Essure birth control implant tied to greater need for 2nd surgical fix
'It is a serious issue given the large number of procedures,' researcher says
New research raises concerns about Essure, an implanted long-term birth control device that's already the focus of controversy.
Researchers found a 10-fold higher risk of needing a reoperation during the first year for women who choose the Essure device compared to those who had minimally invasive surgery for sterilization.
Essure works to prevent conception by blocking the fallopian tubes with metallic coils. It is available in Canada.
This isn't the first time the device, first approved by the U.S. Food and Drug Administration in 2002, has come under scrutiny.
In September, an FDA panel reviewed the safety of the device after receiving complaints of complications from users. Abdominal pain was the side effect most often reported by women to the FDA, followed by heavier menstrual periods. The panel said that while complications have been reported, they haven't increased since the approval of the device. However, the agency said it plans to continue to monitor the safety of Essure.
The new study focuses on the need for new surgical procedures tied to use of Essure. Study co-author Dr. Art Sedrakyan, a professor of Healthcare Policy and Research at Weill Cornell Medical College and New York Presbyterian Hospital in New York City, estimated that more than 10,000 U.S. Essure patients have needed reoperations over the past few years.
Sterilization with Essure (called hysteroscopic sterilization) does offer benefits compared to other kinds of procedures, Sedrakyan team said, and it's not clear how many of the reoperations were required due to serious medical problems.
However, "it is a serious issue given the large number of procedures," Sedrakyan said, especially in light of the fact that "surgery after failure of Essure is much more serious compared to the approach that women were trying to avoid initially when choosing Essure."
The Essure device can be implanted in a doctor's office, allowing women undergoing tube-blocking sterilization to avoid general anesthesia and a hospital stay.
Using statistics from New York state, Sedrakyan estimates that about 25 to 30 per cent of women undergoing sterilization are using the Essure device. The new study compared just over 8,000 patients who chose Essure to more than 44,000 who had sterilization via minimally invasive surgery that seals off the fallopian tubes (commonly referred to as having your "tubes tied"). The patients were treated from 2005-2013 in New York state.
No contraceptive method is foolproof, and rates of unintended pregnancy rates were similar in both groups — about 1 per cent, the study found.
Essure procedures were more expensive (a median of $7,800 US compared to $5,100 US) than surgical procedures, the researchers said. And 30 days after the procedure, the odds of a major medical complication were lower for Essure procedures than for surgery.
However, 2 per cent of Essure patients required reoperations later on compared to just 0.2 per cent of surgical patients.
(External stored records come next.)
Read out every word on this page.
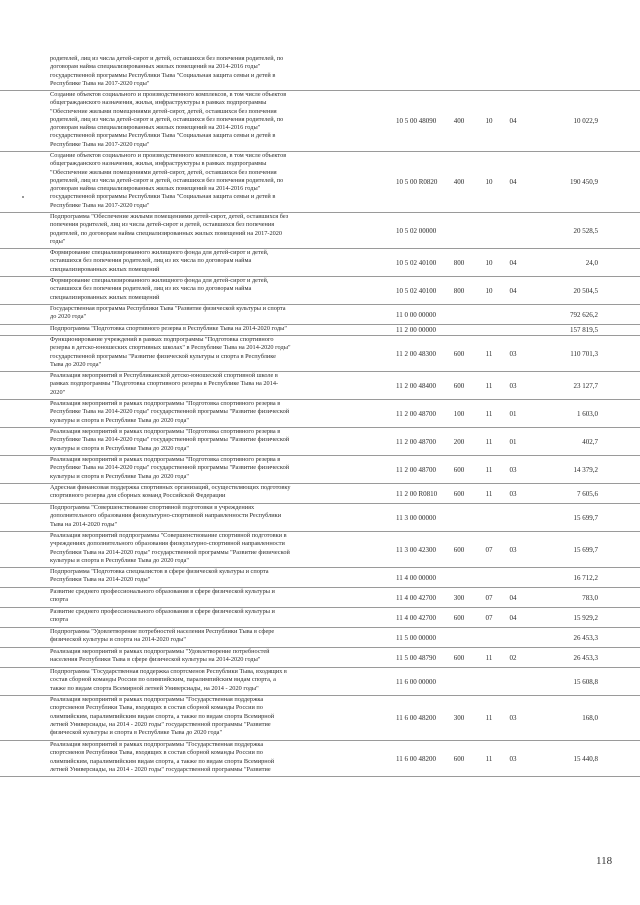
родителей, лиц из числа детей-сирот и детей, оставшихся без попечения родителей, по
договорам найма специализированных жилых помещений на 2014-2016 годы"
государственной программы Республики Тыва "Социальная защита семьи и детей в
Республике Тыва на 2017-2020 годы"
Создание объектов социального и производственного комплексов, в том числе объектов
общегражданского назначения, жилья, инфраструктуры в рамках подпрограммы
"Обеспечение жилыми помещениями детей-сирот, детей, оставшихся без попечения
родителей, лиц из числа детей-сирот и детей, оставшихся без попечения родителей, по
договорам найма специализированных жилых помещений на 2014-2016 годы"
государственной программы Республики Тыва "Социальная защита семьи и детей в
Республике Тыва на 2017-2020 годы"
10 5 00 48090	400	10	04	10 022,9
Создание объектов социального и производственного комплексов, в том числе объектов
общегражданского назначения, жилья, инфраструктуры в рамках подпрограммы
"Обеспечение жилыми помещениями детей-сирот, детей, оставшихся без попечения
родителей, лиц из числа детей-сирот и детей, оставшихся без попечения родителей, по
договорам найма специализированных жилых помещений на 2014-2016 годы"
государственной программы Республики Тыва "Социальная защита семьи и детей в
Республике Тыва на 2017-2020 годы"
10 5 00 R0820	400	10	04	190 450,9
Подпрограмма "Обеспечение жилыми помещениями детей-сирот, детей, оставшихся без
попечения родителей, лиц из числа детей-сирот и детей, оставшихся без попечения
родителей, по договорам найма специализированных жилых помещений на 2017-2020
годы"
10 5 02 00000	20 528,5
Формирование специализированного жилищного фонда для детей-сирот и детей,
оставшихся без попечения родителей, лиц из их числа по договорам найма
специализированных жилых помещений
10 5 02 40100	800	10	04	24,0
Формирование специализированного жилищного фонда для детей-сирот и детей,
оставшихся без попечения родителей, лиц из их числа по договорам найма
специализированных жилых помещений
10 5 02 40100	800	10	04	20 504,5
Государственная программа Республики Тыва "Развитие физической культуры и спорта
до 2020 года"	11 0 00 00000	792 626,2
Подпрограмма "Подготовка спортивного резерва в Республике Тыва на 2014-2020 годы"	11 2 00 00000	157 819,5
Функционирование учреждений в рамках подпрограммы "Подготовка спортивного
резерва в детско-юношеских спортивных школах" в Республике Тыва на 2014-2020 годы"
государственной программы "Развитие физической культуры и спорта в Республике
Тыва до 2020 года"
11 2 00 48300	600	11	03	110 701,3
Реализация мероприятий в Республиканской детско-юношеской спортивной школе в
рамках подпрограммы "Подготовка спортивного резерва в Республике Тыва на 2014-
2020"
11 2 00 48400	600	11	03	23 127,7
Реализация мероприятий в рамках подпрограммы "Подготовка спортивного резерва в
Республике Тыва на 2014-2020 годы" государственной программы "Развитие физической
культуры и спорта в Республике Тыва до 2020 года"
11 2 00 48700	100	11	01	1 603,0
Реализация мероприятий в рамках подпрограммы "Подготовка спортивного резерва в
Республике Тыва на 2014-2020 годы" государственной программы "Развитие физической
культуры и спорта в Республике Тыва до 2020 года"
11 2 00 48700	200	11	01	402,7
Реализация мероприятий в рамках подпрограммы "Подготовка спортивного резерва в
Республике Тыва на 2014-2020 годы" государственной программы "Развитие физической
культуры и спорта в Республике Тыва до 2020 года"
11 2 00 48700	600	11	03	14 379,2
Адресная финансовая поддержка спортивных организаций, осуществляющих подготовку
спортивного резерва для сборных команд Российской Федерации	11 2 00 R0810	600	11	03	7 605,6
Подпрограмма "Совершенствование спортивной подготовки в учреждениях
дополнительного образования физкультурно-спортивной направленности Республики
Тыва на 2014-2020 годы"
11 3 00 00000	15 699,7
Реализация мероприятий подпрограммы "Совершенствование спортивной подготовки в
учреждениях дополнительного образования физкультурно-спортивной направленности
Республики Тыва на 2014-2020 годы" государственной программы "Развитие физической
культуры и спорта в Республике Тыва до 2020 года"
11 3 00 42300	600	07	03	15 699,7
Подпрограмма "Подготовка специалистов в сфере физической культуры и спорта
Республики Тыва на 2014-2020 годы"	11 4 00 00000	16 712,2
Развитие среднего профессионального образования в сфере физической культуры и
спорта	11 4 00 42700	300	07	04	783,0
Развитие среднего профессионального образования в сфере физической культуры и
спорта	11 4 00 42700	600	07	04	15 929,2
Подпрограмма "Удовлетворение потребностей населения Республики Тыва в сфере
физической культуры и спорта на 2014-2020 годы"	11 5 00 00000	26 453,3
Реализация мероприятий в рамках подпрограммы "Удовлетворение потребностей
населения Республики Тыва в сфере физической культуры на 2014-2020 годы"	11 5 00 48790	600	11	02	26 453,3
Подпрограмма "Государственная поддержка спортсменов Республики Тыва, входящих в
состав сборной команды России по олимпийским, паралимпийским видам спорта, а
также по видам спорта Всемирной летней Универсиады, на 2014 - 2020 годы"
11 6 00 00000	15 608,8
Реализация мероприятий в рамках подпрограммы "Государственная поддержка
спортсменов Республики Тыва, входящих в состав сборной команды России по
олимпийским, паралимпийским видам спорта, а также по видам спорта Всемирной
летней Универсиады, на 2014 - 2020 годы" государственной программы "Развитие
физической культуры и спорта в Республике Тыва до 2020 года"
11 6 00 48200	300	11	03	168,0
Реализация мероприятий в рамках подпрограммы "Государственная поддержка
спортсменов Республики Тыва, входящих в состав сборной команды России по
олимпийским, паралимпийским видам спорта, а также по видам спорта Всемирной
летней Универсиады, на 2014 - 2020 годы" государственной программы "Развитие
11 6 00 48200	600	11	03	15 440,8
118
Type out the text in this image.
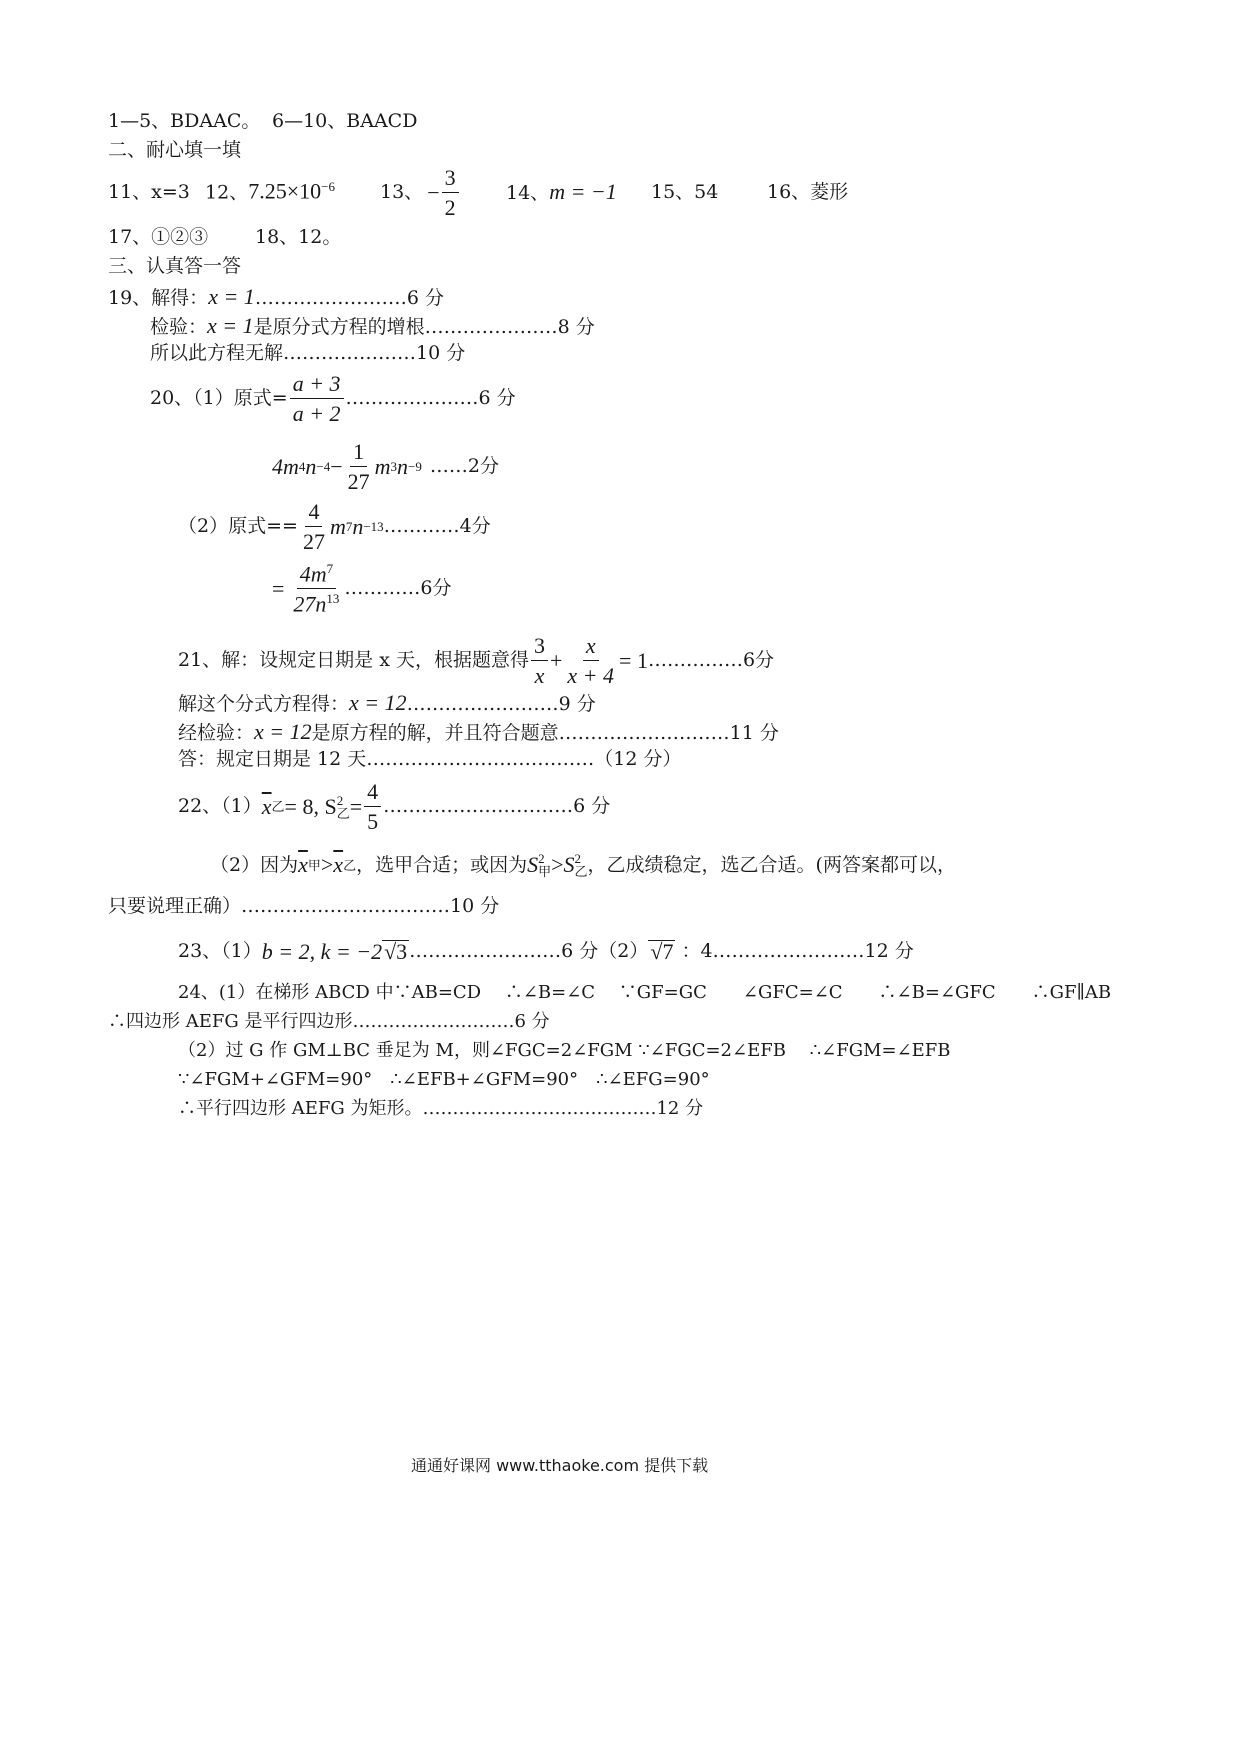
1—5、BDAAC。 6—10、BAACD
二、耐心填一填
11、x=3 12、$7.25\times 10^{-6}$ 13、 − $\frac{3}{2} 14$、m = −1 15、54	16、菱形
17、①②③ 18、12。
三、认真答一答
19、解得：x = 1……………………6 分
检验：x = 1是原分式方程的增根…………………8 分
所以此方程无解…………………10 分
20、（1）原式= $\frac{a + 3}{a + 2}$ …………………6 分
4m 4 $n -4 - \frac{1}{27}$ m 3 n −9 ……2分
（2）原式== $\frac{4}{27}$ m 7 n −13 …………4分
= $\frac{4m^7}{27n^{13}}$ …………6分
21、解：设规定日期是 x 天，根据题意得 $\frac{3}{x} + \frac{x}{x + 4} = 1$ ……………6分
解这个分式方程得：x = 12……………………9 分
经检验：x = 12是原方程的解，并且符合题意………………………11 分
答：规定日期是 12 天………………………………（12 分）
22、（1） $\overline{x}$ 乙 = 8, S 2
乙 = $\frac{4}{5}$ …………………………6 分
（2）因为 $\overline{x}$ 甲 > $\overline{x}$ 乙 ，选甲合适；或因为 S 2
甲 > S 2
乙 ，乙成绩稳定，选乙合适。(两答案都可以，
只要说理正确）……………………………10 分
23、（1） b = 2, k = −2 √3 ……………………6 分（2） √7 ：4……………………12 分
24、(1）在梯形 ABCD 中∵AB=CD　 ∴∠B=∠C　 ∵GF=GC　　∠GFC=∠C　　∴∠B=∠GFC　　∴GF∥AB
∴四边形 AEFG 是平行四边形………………………6 分
（2）过 G 作 GM⊥BC 垂足为 M，则∠FGC=2∠FGM ∵∠FGC=2∠EFB　 ∴∠FGM=∠EFB
∵∠FGM+∠GFM=90°　∴∠EFB+∠GFM=90°　∴∠EFG=90°
∴平行四边形 AEFG 为矩形。…………………………………12 分
通通好课网 www.tthaoke.com 提供下载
The difference remained after the researchers adjusted their statistics to account for age and other health problems.
Sedrakyan said the study is unique because it represents Essure's "safety in terms of the major outcome that patients care about: the need to undergo surgery, which is not a minor event. In fact, in some instances, device failure might involve a major intervention to fix the complications."
Obstetrician and gynecologist Dr. Kristina Tocce, an associate professor at the University of Colorado Denver, said some of her patients choose Essure because they wouldn't easily tolerate other kinds of procedures due to medical issues, such as obesity or scarring from previous abdominal surgery.
Tocce said she thought Essure would become more common than surgery, but negative press about Essure has "dissuaded a lot of patients from pursuing it as an option. I've seen a lot of patients who have been scheduled for it but cancelled once they went online and read about this controversy."
As for the new study, Tocce said its findings are valuable but added that it's not a prospective study, the gold standard of research in which "you enroll patients and watch what happens." Also, she said, it's not clear how many of the reoperations "were for serious problems or if they were reattempts because the coils couldn't be placed on the first try."
On the positive side, the study showed few immediate complications of the Essure procedures and no higher risk of unintended pregnancy, she said.
Bayer Healthcare, which makes Essure, took issue with the study findings.
In a statement, the company noted that the study "is based on a single database of one U.S. state and it is unclear if the data includes patients who underwent Essure in office settings."
The company also said that, as part of implantation protocol, women are typically examined by their doctor three months after Essure is implanted. No such routine follow-up examination is required for women who get their "tubes tied," so opportunities to spot potential problems are higher for women who use Essure versus those sterilized in the other manner, Bayer said. This is what is known as "detection bias."
Tocce said that, going forward, women interested in permanent sterilization should consider their health situations. If they've had issues such as previous major surgeries, Essure may be the best option, she explained, but the average person who's fairly healthy might want to consider both options.
Tocce also noted the need for a follow-up exam in Essure users.
"They need to understand that the Essure procedure is not instant," she said. "They don't leave sterilized that day. At the end of three months, they have to have a confirmatory test. The patient has to be committed to the following-up period."
So, should women who have already undergone sterilization via the Essure device worry? No, according to Tocce, since "the overwhelming majority of them will not need another surgery and will not have other issues."
The study appears in the Oct. 13 issue of BMJ.